メーデーのひと時を楽しく過ごす平壌市民(1日、牡丹峰で) [朝鮮中央通信=朝鮮通信]

 5月に入って「150日戦闘」が本格的に始まった。国内のあらゆる単位がそれぞれの分野に沿った目標を掲げている。労働新聞4日付社説によると、「150日戦闘」の目的は今年中に強盛大国建設における「確固たる展望」を開くことにあるという。

 朝鮮では「戦闘」という語句を、軍事的な意味とは別に特定の目的を果たすために繰り広げるキャンペーンを指す場合にも用いる。朝鮮は過去にも70年代に「70日戦闘」や「100日戦闘」、80年代に「200日戦闘」などの集中キャンペーンを繰り広げ、政治・経済的目的を達成してきた。

 全国的に「150日戦闘」への奮起を呼びかける最大のきっかけとなったのが、メーデーに際して行われた一連の行事だった。

 金正日総書記は1日、千里馬製鋼連合企業所、黄海製鉄連合企業所、安州地区炭鉱連合企業所、載寧鉱山、殷栗鉱山などの地方から金属工業部門と関連企業の労働者1万5000人を平壌に呼び寄せた。そして、功勲国家合唱団の慶祝公演(1日)や革命歌劇「花を売る乙女」(2日)をともに観覧。労働者たちのために大規模な祝砲夜会や国家的な宴会(ともに1日)も催した。

 最高人民会議常任委員会の金永南委員長は宴会での演説で、このような配慮は参加者たちが「2012年に強盛大国の大門を開くための総攻撃戦で先鋒隊となり、新たな飛躍を巻き起こすことを願う総書記の大きな期待が込められている」と強調した。

 行事に参加した1万5000人の労働者全員に、タバコ、酒、菓子類が土産として用意されたという。

 現場の労働者は「150日戦闘」について、その意義を強調している。彼らは「今年の実績いかんが2012年までの残りの期間を左右する」と声をそろえる。
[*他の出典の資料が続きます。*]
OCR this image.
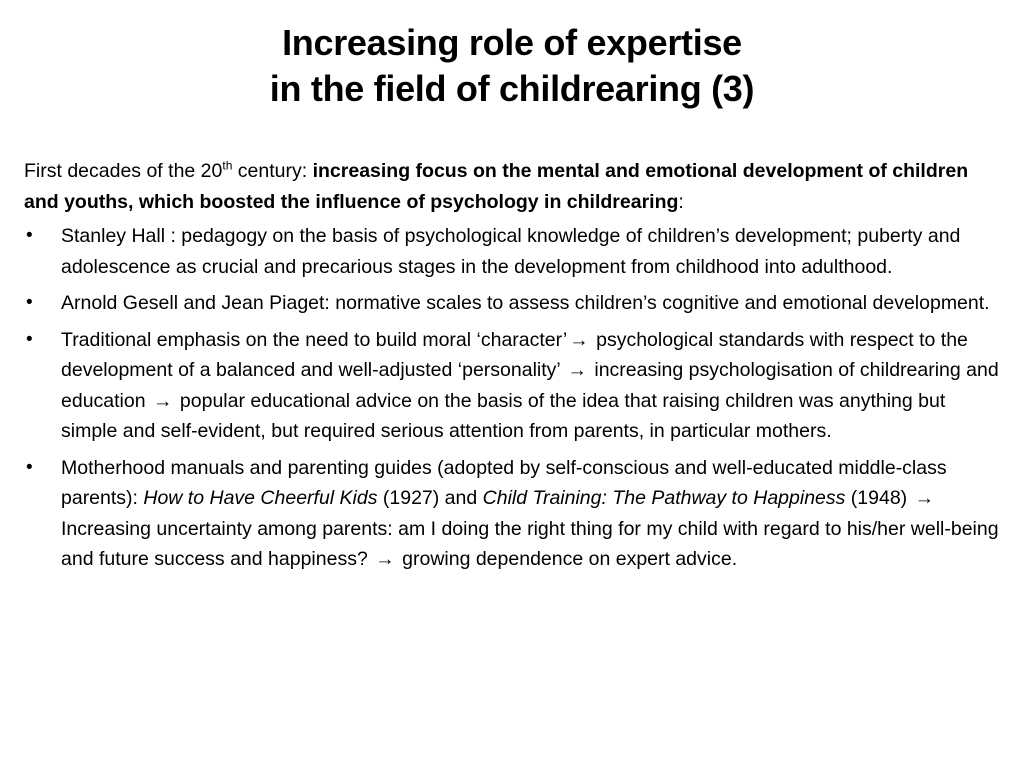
Increasing role of expertise
in the field of childrearing (3)

First decades of the 20th century: increasing focus on the mental and emotional development of children and youths, which boosted the influence of psychology in childrearing:

• Stanley Hall : pedagogy on the basis of psychological knowledge of children’s development; puberty and adolescence as crucial and precarious stages in the development from childhood into adulthood.
• Arnold Gesell and Jean Piaget: normative scales to assess children’s cognitive and emotional development.
• Traditional emphasis on the need to build moral ‘character’ → psychological standards with respect to the development of a balanced and well-adjusted ‘personality’ → increasing psychologisation of childrearing and education → popular educational advice on the basis of the idea that raising children was anything but simple and self-evident, but required serious attention from parents, in particular mothers.
• Motherhood manuals and parenting guides (adopted by self-conscious and well-educated middle-class parents): How to Have Cheerful Kids (1927) and Child Training: The Pathway to Happiness (1948) → Increasing uncertainty among parents: am I doing the right thing for my child with regard to his/her well-being and future success and happiness? → growing dependence on expert advice.
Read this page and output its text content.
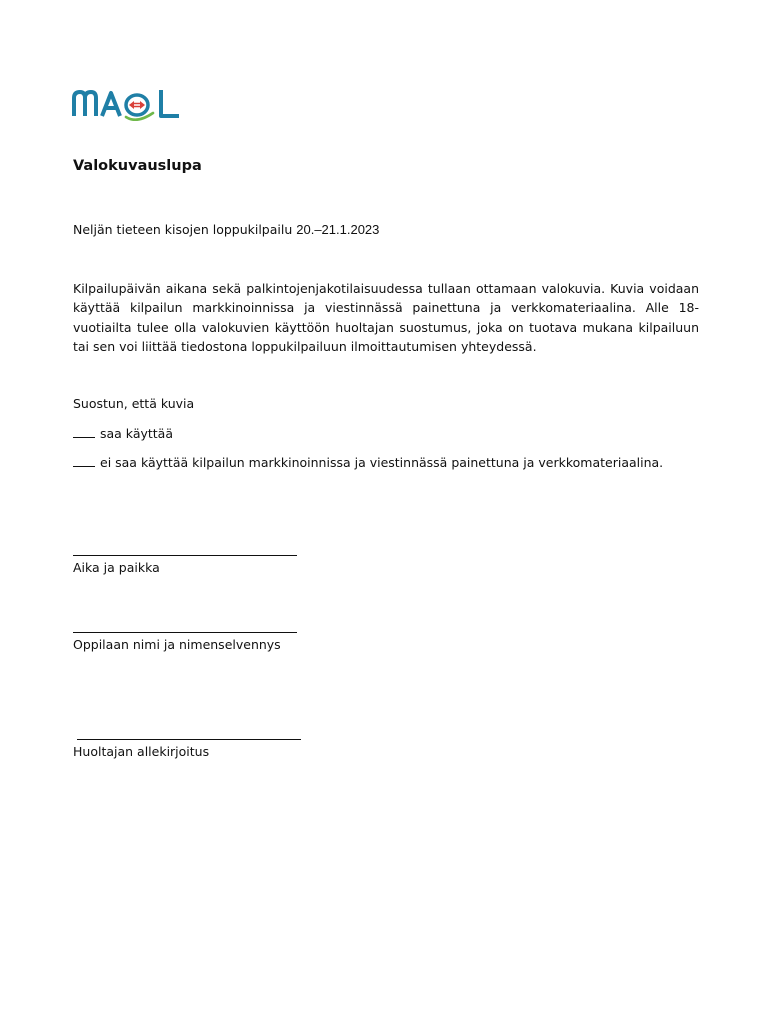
Valokuvauslupa

Neljän tieteen kisojen loppukilpailu 20.–21.1.2023

Kilpailupäivän aikana sekä palkintojenjakotilaisuudessa tullaan ottamaan valokuvia. Kuvia voidaan käyttää kilpailun markkinoinnissa ja viestinnässä painettuna ja verkkomateriaalina. Alle 18-vuotiailta tulee olla valokuvien käyttöön huoltajan suostumus, joka on tuotava mukana kilpailuun tai sen voi liittää tiedostona loppukilpailuun ilmoittautumisen yhteydessä.

Suostun, että kuvia

saa käyttää

ei saa käyttää kilpailun markkinoinnissa ja viestinnässä painettuna ja verkkomateriaalina.

Aika ja paikka

Oppilaan nimi ja nimenselvennys

Huoltajan allekirjoitus
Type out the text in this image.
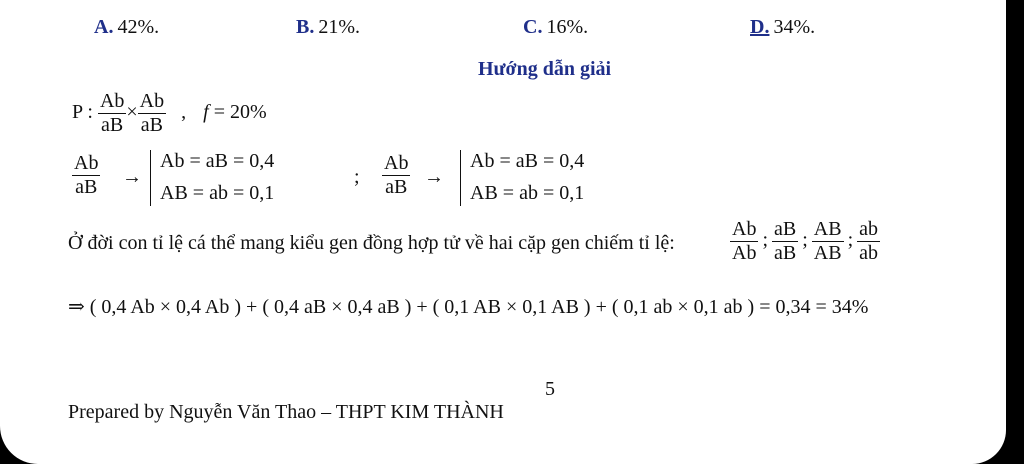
A. 42%.	B. 21%.	C. 16%.	D. 34%.
Hướng dẫn giải
P : $\frac{Ab}{aB} \times \frac{Ab}{aB}$ , f = 20%
$\frac{Ab}{aB}$ →
Ab = aB = 0,4
AB = ab = 0,1
; $\frac{Ab}{aB}$ →
Ab = aB = 0,4
AB = ab = 0,1
Ở đời con tỉ lệ cá thể mang kiểu gen đồng hợp tử về hai cặp gen chiếm tỉ lệ:	$\frac{Ab}{Ab}$ ; $\frac{aB}{aB}$ ; $\frac{AB}{AB}$ ; $\frac{ab}{ab}$
⇒ ( 0,4 Ab × 0,4 Ab ) + ( 0,4 aB × 0,4 aB ) + ( 0,1 AB × 0,1 AB ) + ( 0,1 ab × 0,1 ab ) = 0,34 = 34%
5
Prepared by Nguyễn Văn Thao – THPT KIM THÀNH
 金属工業部門の多くは2012年までに過去最高生産年度の実績を突破することが課題として提起されている。メーデー行事に参加した黄海製鉄連合企業所のラ・スンナム副支配人は、「総書記の姿を間近で見て、労働者たちは必ず生産で実績を上げなければと固く決意した」と話す。

「感動の連続」

 5月初旬の大型連休をはさんで、関西方面から3つの日本人グループ(日朝友好歴史考古学交流京都代表団、「文化・学術・市民交流を促進する日朝友好京都ネット」設立記念訪朝団、「日朝友好なにわの翼」代表団)が朝鮮を訪れた。

 同時期、日本は朝鮮の人工衛星「光明星2号」打ち上げに対して国連安保理の議長声明採択を主導、対朝鮮制裁の1年延長など強硬路線をいっそう強めた。メディアもこれに迎合した。

 日朝友好歴史考古学交流京都代表団総務の江原護・朝鮮学校を支える会京滋事務局長は、「実際、状況は厳しかったが、誰一人訪朝を取り消さなかった」と明かす。

 各代表団の中には、訪朝が8回目、9回目だという「ベテラン」組もいたが、初めての訪問者も少なくなかった。

 今井昌子さん(65)は、日朝友好歴史考古学交流京都代表団の一員として初めて訪朝。それまで朝鮮を「物質的に貧しい国だと思っていた」。テレビや新聞などのメディアを通じて知る「北朝鮮」が彼女の朝鮮像のすべてだったという。

 今回の訪朝で朝鮮に対するイメージを一新させた。「驚きと感動の連続。自然は美しく、建造物も伝統とモダンが融合している。これが真実なのだと、今さらながら気づいた」と話す。

 「来年もぜひ訪朝したい」

田植え開始

 平壌では5月に入ると、夜7時を過ぎても空はまだ明るい。木々には新緑が芽吹き夏の歩みが始まった。

 取材に向かう車窓には、田植えに精を出す人々の姿、水田に規則的に植えられた苗、風にたなびく赤旗といった、のどかな田園風景が広がる。

 5月中旬から田植えが始まった。田植えは毎年国家的な事業として行われるため、一般市民もこの期間は近隣の農場に泊り込んで作業を手伝う。一方で、最近は労働力の支援を受けない単位も増えているという。

 朝鮮西海側の穀倉地帯に位置する平安南道平原郡サムボン里にあるサムボン協同農場もそのうちのひとつだ。田面積の90%を田植機で行っている。17日から田植えを開始し、31日までに基本的な作業を終える計画だ。農繁期の5月から7月もいわゆる「戦闘」期間と呼ばれる。農場員たちは午前5時から12時、午後1時から7時まで交代制で作業を行う。

 ウ・ビョンピル管理委員長によると、昨年、同農場は穀物生産を国家計画の100.1%で達成した。今年の生産目標は、昨年の実績1.8倍に設定されている。「農場員たちは本当によく働く。現時点の気候条件などからして増産の見込みは大きい」と話した。